On March 4th 2009 my Dad left the house, walked 15 minutes to a busy road and stepped in front of a lorry.
He died on impact.
I was 18 (a month off 19) at the time and that was the day that changed my life.
Shortly after losing my Dad to suicide I too battled with depression, anxiety and even thought about taking my own life.
Why did he do it?
My Dad's suicide shocked us as a family, shocked his friends and co workers and most importantly caused grief to a lot of people close to him.
But to you reading this, my Dad's suicide was just a digit.
An extra number added to the statistic that 4,624 men took their own lives in the UK alone last year.
With suicide now being the biggest killer of all men under the age of 50, isn't it time we did something about it?
Is it time to truly 'Man Up' and get a grip, or should we 'Man Down' and change the way deal with our emotions?
Either way, I'm hoping this article will help.

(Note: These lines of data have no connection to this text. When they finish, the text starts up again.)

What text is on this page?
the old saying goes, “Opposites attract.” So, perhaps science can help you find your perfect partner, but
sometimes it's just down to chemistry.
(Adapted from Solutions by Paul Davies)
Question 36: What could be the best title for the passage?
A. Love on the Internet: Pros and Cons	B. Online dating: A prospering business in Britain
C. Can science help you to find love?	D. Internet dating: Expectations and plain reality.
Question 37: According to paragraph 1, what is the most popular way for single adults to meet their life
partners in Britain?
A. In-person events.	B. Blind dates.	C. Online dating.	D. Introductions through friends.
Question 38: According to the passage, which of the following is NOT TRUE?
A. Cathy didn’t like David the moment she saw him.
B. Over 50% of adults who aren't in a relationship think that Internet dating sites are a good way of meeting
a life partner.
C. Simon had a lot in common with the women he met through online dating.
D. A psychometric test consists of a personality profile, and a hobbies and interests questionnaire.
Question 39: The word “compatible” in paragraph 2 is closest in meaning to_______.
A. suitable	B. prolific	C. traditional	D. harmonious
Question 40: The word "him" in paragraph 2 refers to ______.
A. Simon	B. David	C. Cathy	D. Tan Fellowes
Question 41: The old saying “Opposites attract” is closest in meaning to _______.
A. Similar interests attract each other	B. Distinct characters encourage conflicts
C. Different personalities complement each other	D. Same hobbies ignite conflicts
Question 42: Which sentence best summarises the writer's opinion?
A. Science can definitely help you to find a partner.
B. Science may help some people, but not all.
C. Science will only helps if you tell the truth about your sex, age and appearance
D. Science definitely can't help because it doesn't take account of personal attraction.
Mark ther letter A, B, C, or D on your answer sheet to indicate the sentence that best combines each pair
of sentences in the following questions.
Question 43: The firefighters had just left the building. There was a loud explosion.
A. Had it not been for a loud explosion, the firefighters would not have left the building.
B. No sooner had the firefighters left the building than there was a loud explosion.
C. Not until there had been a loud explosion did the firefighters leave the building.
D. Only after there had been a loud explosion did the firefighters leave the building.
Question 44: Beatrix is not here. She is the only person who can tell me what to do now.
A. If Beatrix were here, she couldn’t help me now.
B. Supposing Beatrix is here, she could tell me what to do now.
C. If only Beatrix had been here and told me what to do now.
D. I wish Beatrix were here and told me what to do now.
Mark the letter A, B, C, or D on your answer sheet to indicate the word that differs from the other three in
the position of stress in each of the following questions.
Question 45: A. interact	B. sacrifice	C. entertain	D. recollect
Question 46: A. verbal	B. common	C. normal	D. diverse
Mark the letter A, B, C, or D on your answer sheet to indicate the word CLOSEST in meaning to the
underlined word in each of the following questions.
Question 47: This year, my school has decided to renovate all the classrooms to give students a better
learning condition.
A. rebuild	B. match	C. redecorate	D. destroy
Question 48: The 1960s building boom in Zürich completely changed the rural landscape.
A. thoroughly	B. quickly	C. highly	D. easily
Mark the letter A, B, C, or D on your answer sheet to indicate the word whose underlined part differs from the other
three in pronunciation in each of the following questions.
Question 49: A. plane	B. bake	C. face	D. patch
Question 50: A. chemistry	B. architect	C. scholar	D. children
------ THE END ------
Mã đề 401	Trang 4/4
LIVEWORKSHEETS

Did you know a man takes his own life every 2 hours in the UK alone, and out of all of the suicides recorded last year 76% were men?
Still those shocking statistics don't include the unrecorded suicides, it doesn't include the high percentage of men dying from alcoholism and drug abuse and it doesn't include the many men currently struggling right now with deep depression and contemplating their own lives.
As you read this, you can probably think of a man close to you affected by depression, or a man who has taken their own life.
If that person is you, I hope this article will resonate with you.
My Grandad is tough as nails.
He's 92, he's been through war, a childhood surrounded by poverty and he was allowed to be disciplined hard by his parents and teachers.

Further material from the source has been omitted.